What, then, about “provocations?” How can the launching of a satellite be a provocation, even under the most stretched definition of the term? Launching a rocket may be an act of “defiance” insofar as it ignores a UNSC resolution, but can it be a provocation? How? Or can the launch itself, especially if it has been announced well in advance and the requisite notifications to sailors and airmen given, be a “threat to peace”? This is the preferred language of diplomacy that has nowhere else to go.
Unspooling our dilemma may be useful. We say, and the North Koreans agree, that there are important similarities between a space launch vehicle and a ballistic missile intended for military use. We don’t want the North Koreans to develop their ballistic missile technology beyond what they already have.
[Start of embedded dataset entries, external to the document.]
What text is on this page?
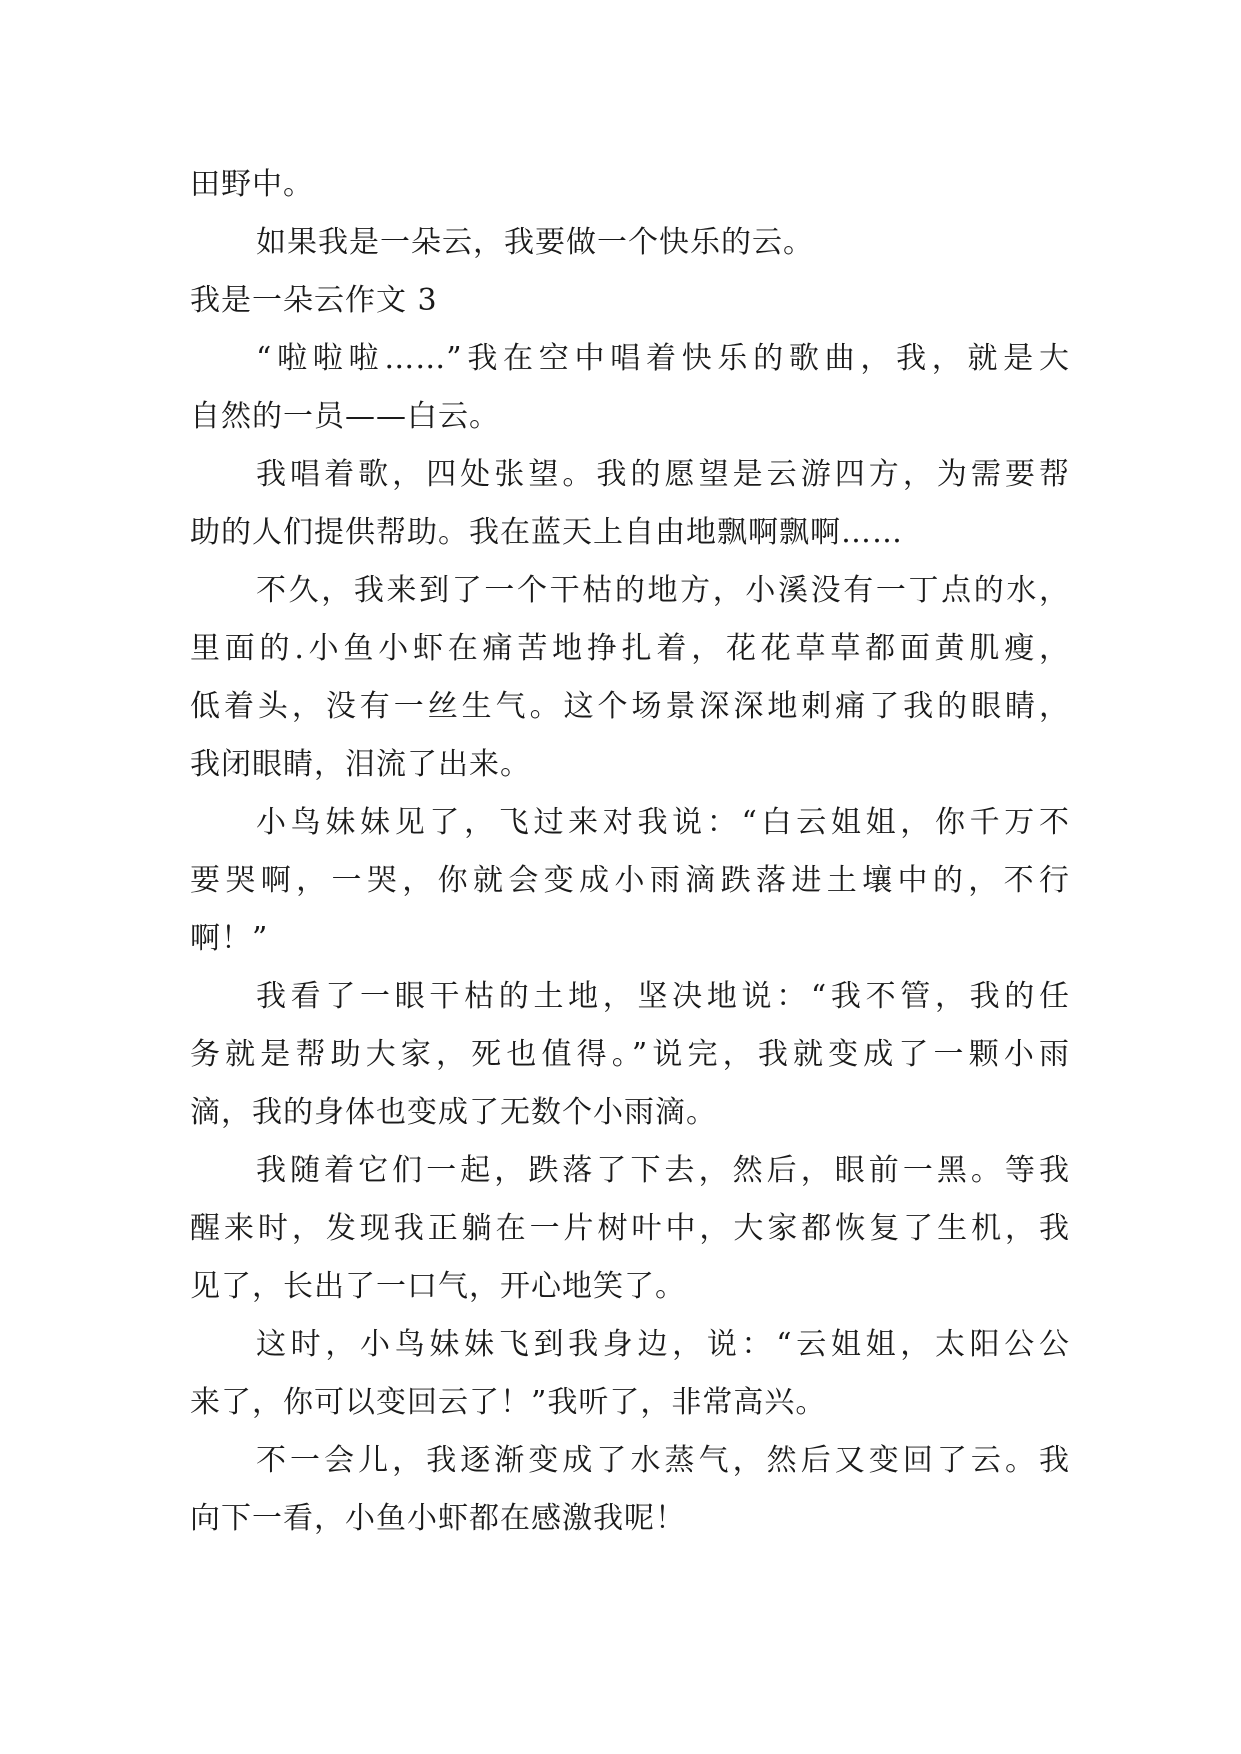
田野中。
如果我是一朵云，我要做一个快乐的云。
我是一朵云作文 3
“啦啦啦……”我在空中唱着快乐的歌曲，我，就是大
自然的一员——白云。
我唱着歌，四处张望。我的愿望是云游四方，为需要帮
助的人们提供帮助。我在蓝天上自由地飘啊飘啊……
不久，我来到了一个干枯的地方，小溪没有一丁点的水，
里面的.小鱼小虾在痛苦地挣扎着，花花草草都面黄肌瘦，
低着头，没有一丝生气。这个场景深深地刺痛了我的眼睛，
我闭眼睛，泪流了出来。
小鸟妹妹见了，飞过来对我说：“白云姐姐，你千万不
要哭啊，一哭，你就会变成小雨滴跌落进土壤中的，不行
啊！”
我看了一眼干枯的土地，坚决地说：“我不管，我的任
务就是帮助大家，死也值得。”说完，我就变成了一颗小雨
滴，我的身体也变成了无数个小雨滴。
我随着它们一起，跌落了下去，然后，眼前一黑。等我
醒来时，发现我正躺在一片树叶中，大家都恢复了生机，我
见了，长出了一口气，开心地笑了。
这时，小鸟妹妹飞到我身边，说：“云姐姐，太阳公公
来了，你可以变回云了！”我听了，非常高兴。
不一会儿，我逐渐变成了水蒸气，然后又变回了云。我
向下一看，小鱼小虾都在感激我呢！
We don’t know for sure, but widely assume that the North actually wants the opposite of what it says, i.e., that its goal is not to develop space technology but to perfect its missiles in order to become a nuclear weapons-armed state with a long-range delivery capability.
So far, the numbered UN Security Council resolutions haven’t stopped the North Koreans from moving down either path. So, what is the point of the resolutions? Or more precisely, what is their worth? Rather than look at them as tools to help us achieve an end, the resolutions have become ends in themselves. We now cite them as if they are the point of the exercise, and non-adherence to them is the problem.
But without seeming to be naïve about international law, isn’t our real problem the North’s unencumbered and continuous development of long-range ballistic missiles? And isn’t that occurring because we have found no way—to be more accurate, haven’t looked for a way—to deal with the problem effectively?
We like to say that violating UNSC resolutions has “consequences,” (if this were a movie, we’d cue the kettle drums at this point). Yes, but so does promulgating resolutions. At this point, our hands are tied more than the North’s because not to seem weak we are bound to stick with enforcing and even strengthening the resolutions (which are demonstrably ineffective) whereas the North is free to continue launching its missiles.
The chickens are getting bigger, they can fly farther, and they are coming home to roost more frequently. Numbered resolutions as far as the eye can see aren’t going to change that. “Violating UNSC resolutions has consequences.” Is that really our point? Is it actually our central concern? Even if it means the North’s missile program will continue to develop? At some point, we are going to have to decide which is more important—do we want to be punitive, or do we want to solve the problem?